Friday, November 26, 2010

Weight Training for Cycling: Part 3

In the previous posts we found good reason to incorporate maximal strength training (MST) and plyometrics in our cycling training. In this post, we're going to make some arguments for when in your training calendar to incorporate this into your training.

The training calendar, as everyone knows, has three periods:

Fall/Winter: Endurance + Strength = BASE
Winter/Spring: Intervals and speed work = BUILD
Summer: Race = KICK ASS!

This is an oversimplification, but it gets at the issue of when to do MST and plyo: when we lift really heavy weights and jump around, are we building battleships in the drydocks, or are we already at sea and simply greasing up our barrels? It's no use lifting weights for 12 weeks in January if those gains we make disappear by the 16th week.

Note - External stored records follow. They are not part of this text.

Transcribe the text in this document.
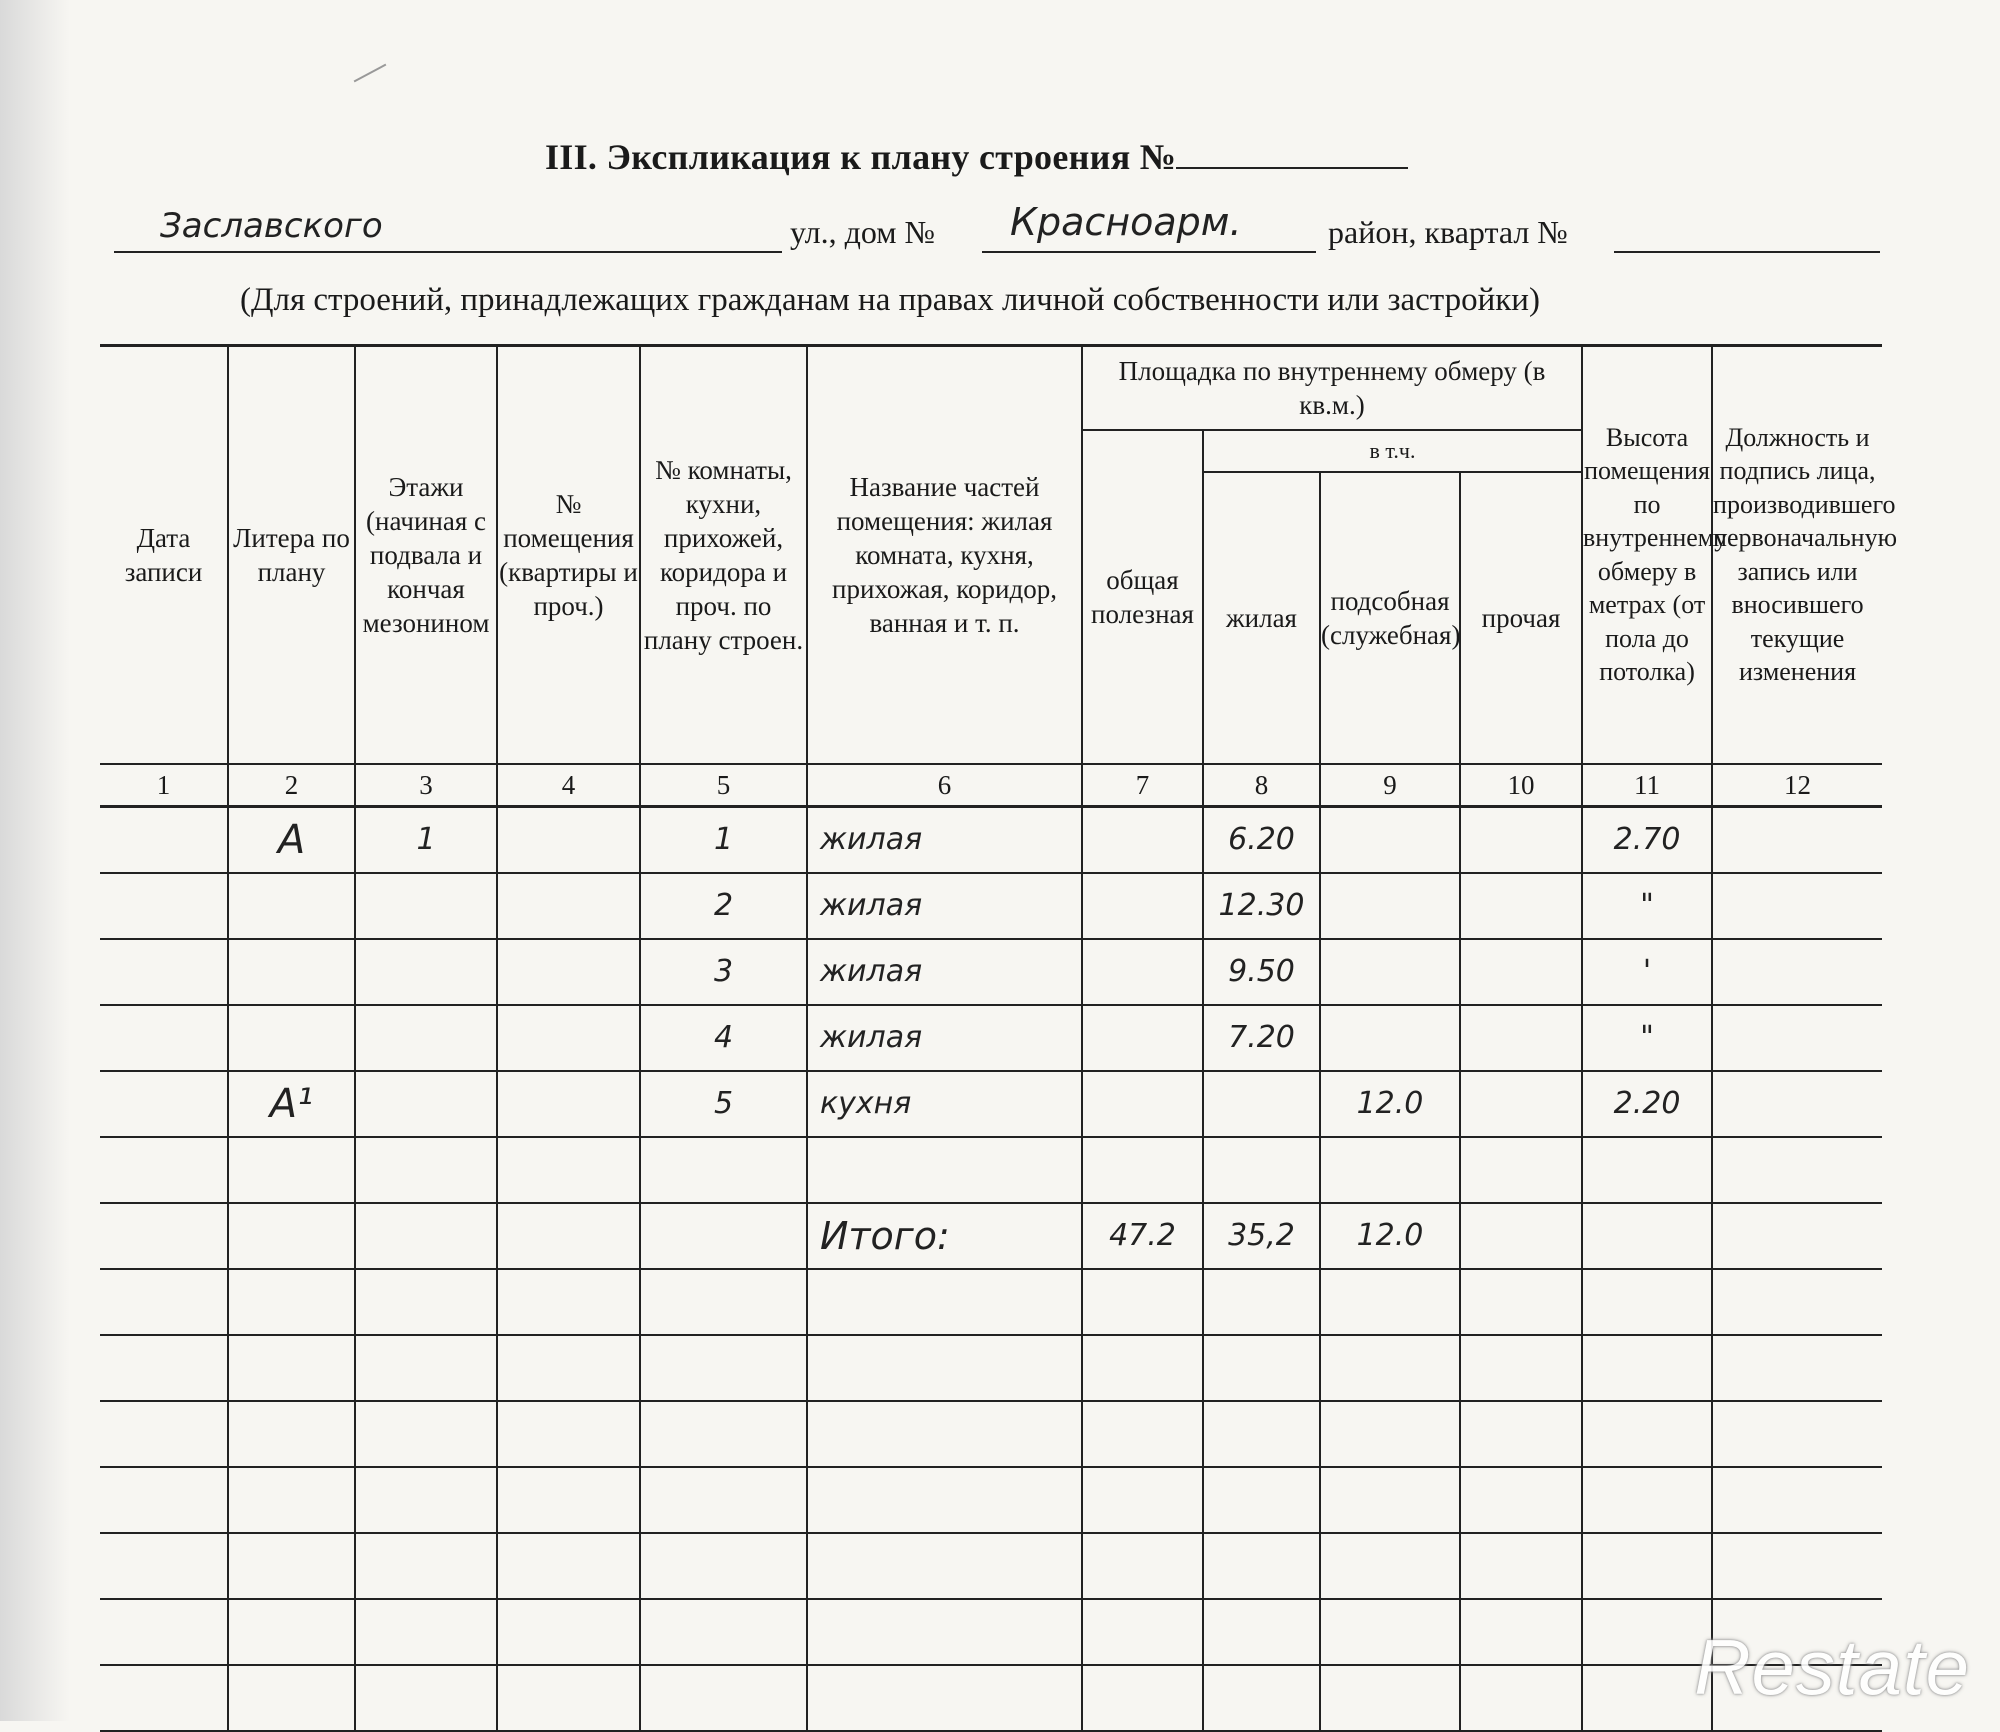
III. Экспликация к плану строения №
Заславского	ул., дом № Красноарм.	район, квартал №
(Для строений, принадлежащих гражданам на правах личной собственности или застройки)
Дата записи	Литера по плану	Этажи (начиная с подвала и кончая мезонином	№ помещения (квартиры и проч.)	№ комнаты, кухни, прихожей, коридора и проч. по плану строен.	Название частей помещения: жилая комната, кухня, прихожая, коридор, ванная и т. п.	Площадка по внутреннему обмеру (в кв.м.)				Высота помещения по внутреннему обмеру в метрах (от пола до потолка)	Должность и подпись лица, производившего первоначальную запись или вносившего текущие изменения
						общая полезная	в т.ч.				
							жилая	подсобная (служебная)	прочая		
1	2	3	4	5	6	7	8	9	10	11	12
	А	1		1	жилая		6.20			2.70	
				2	жилая		12.30			"	
				3	жилая		9.50			'	
				4	жилая		7.20			"	
	А¹			5	кухня			12.0		2.20	

					Итого:	47.2	35,2	12.0			

Restate
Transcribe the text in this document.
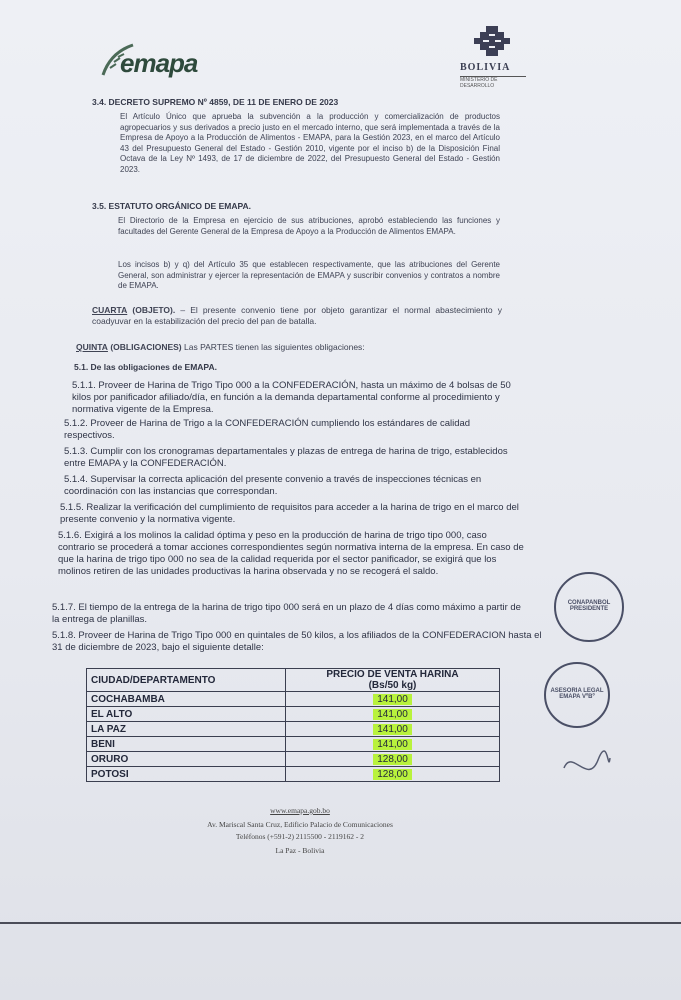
emapa	BOLIVIA
MINISTERIO DE DESARROLLO
3.4. DECRETO SUPREMO Nº 4859, DE 11 DE ENERO DE 2023
El Artículo Único que aprueba la subvención a la producción y comercialización de productos agropecuarios y sus derivados a precio justo en el mercado interno, que será implementada a través de la Empresa de Apoyo a la Producción de Alimentos - EMAPA, para la Gestión 2023, en el marco del Artículo 43 del Presupuesto General del Estado - Gestión 2010, vigente por el inciso b) de la Disposición Final Octava de la Ley Nº 1493, de 17 de diciembre de 2022, del Presupuesto General del Estado - Gestión 2023.
3.5. ESTATUTO ORGÁNICO DE EMAPA.
El Directorio de la Empresa en ejercicio de sus atribuciones, aprobó estableciendo las funciones y facultades del Gerente General de la Empresa de Apoyo a la Producción de Alimentos EMAPA.
Los incisos b) y q) del Artículo 35 que establecen respectivamente, que las atribuciones del Gerente General, son administrar y ejercer la representación de EMAPA y suscribir convenios y contratos a nombre de EMAPA.
CUARTA (OBJETO). – El presente convenio tiene por objeto garantizar el normal abastecimiento y coadyuvar en la estabilización del precio del pan de batalla.
QUINTA (OBLIGACIONES) Las PARTES tienen las siguientes obligaciones:
5.1. De las obligaciones de EMAPA.
5.1.1. Proveer de Harina de Trigo Tipo 000 a la CONFEDERACIÓN, hasta un máximo de 4 bolsas de 50 kilos por panificador afiliado/día, en función a la demanda departamental conforme al procedimiento y normativa vigente de la Empresa.
5.1.2. Proveer de Harina de Trigo a la CONFEDERACIÓN cumpliendo los estándares de calidad respectivos.
5.1.3. Cumplir con los cronogramas departamentales y plazas de entrega de harina de trigo, establecidos entre EMAPA y la CONFEDERACIÓN.
5.1.4. Supervisar la correcta aplicación del presente convenio a través de inspecciones técnicas en coordinación con las instancias que correspondan.
5.1.5. Realizar la verificación del cumplimiento de requisitos para acceder a la harina de trigo en el marco del presente convenio y la normativa vigente.
5.1.6. Exigirá a los molinos la calidad óptima y peso en la producción de harina de trigo tipo 000, caso contrario se procederá a tomar acciones correspondientes según normativa interna de la empresa. En caso de que la harina de trigo tipo 000 no sea de la calidad requerida por el sector panificador, se exigirá que los molinos retiren de las unidades productivas la harina observada y no se recogerá el saldo.
5.1.7. El tiempo de la entrega de la harina de trigo tipo 000 será en un plazo de 4 días como máximo a partir de la entrega de planillas.
5.1.8. Proveer de Harina de Trigo Tipo 000 en quintales de 50 kilos, a los afiliados de la CONFEDERACION hasta el 31 de diciembre de 2023, bajo el siguiente detalle:
CIUDAD/DEPARTAMENTO	PRECIO DE VENTA HARINA
(Bs/50 kg)

COCHABAMBA	141,00
EL ALTO	141,00
LA PAZ	141,00
BENI	141,00
ORURO	128,00
POTOSI	128,00
CONAPANBOL PRESIDENTE
ASESORIA LEGAL EMAPA VºBº
www.emapa.gob.bo
Av. Mariscal Santa Cruz, Edificio Palacio de Comunicaciones
Teléfonos (+591-2) 2115500 - 2119162 - 2
La Paz - Bolivia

Unfortunately, as far as I'm aware, there are no studies out there which would answer this question for us. So we'll have to use what we know and try to guess. I bring this up because it's important to note that any answer I give to the question of "when to do MST" is going to be speculative.

Training for improvement > 12 weeks
Suppose I begin a maximal strength training (MST) in January and see 10% gains by March 1. This would be consistent with the results of what we've learned in the exercise studies examined in previous posts. What we don't know is what the effect will be in April: we don't know what will happen if I continue MST through April, or if I drop the MST entirely and just ride the bike.

This crappy chart shows a number of possible results: if you continue MST after 12 weeks, you could continue seeing growth, you could plateau, or you could lose ground.

In fact, most improvements in the MST study done on the Danish national cycling team occurred in the first eight weeks of the training. Their FTPs looked something like this:

This means, unfortunately, that we probably won't see continuous improvement if start now and lift through May. We'll probably see improvement through December or January, and then level off.

On the other hand, it means that just as the Danish cyclists maintained their improvements over the last four weeks of the study by continuing to lift, we can probably maintain strength we gain in January by continuing to lift through April, or later.

In fact, lifting in the middle of the season is not out of the question, especially if you're targeting a late-season race.

I'm sorry that I haven't given any real answer to the question of when to start MST. There's no evidence that it works over 20 weeks, that its effects linger, so I can't say do it in November. On the other hand, I can't say it's the best use of your time in the Spring, when you're trying to build high-end power: interval training has been shown, again and again, to be incredibly beneficial--moreso even than MST.

All I can say is try it out, probably during your base phase, and certainly during your build phase. And if you're daring, give it a whirl in the weeks before a big race. And let me know the results!


Nick said...

hmm. weight room weight room WEIGHT ROOM YAAAAAAAHHHHHH.

sports_trainer 24 said...

I didn't know that weight training could help with cycling. Some good info to share.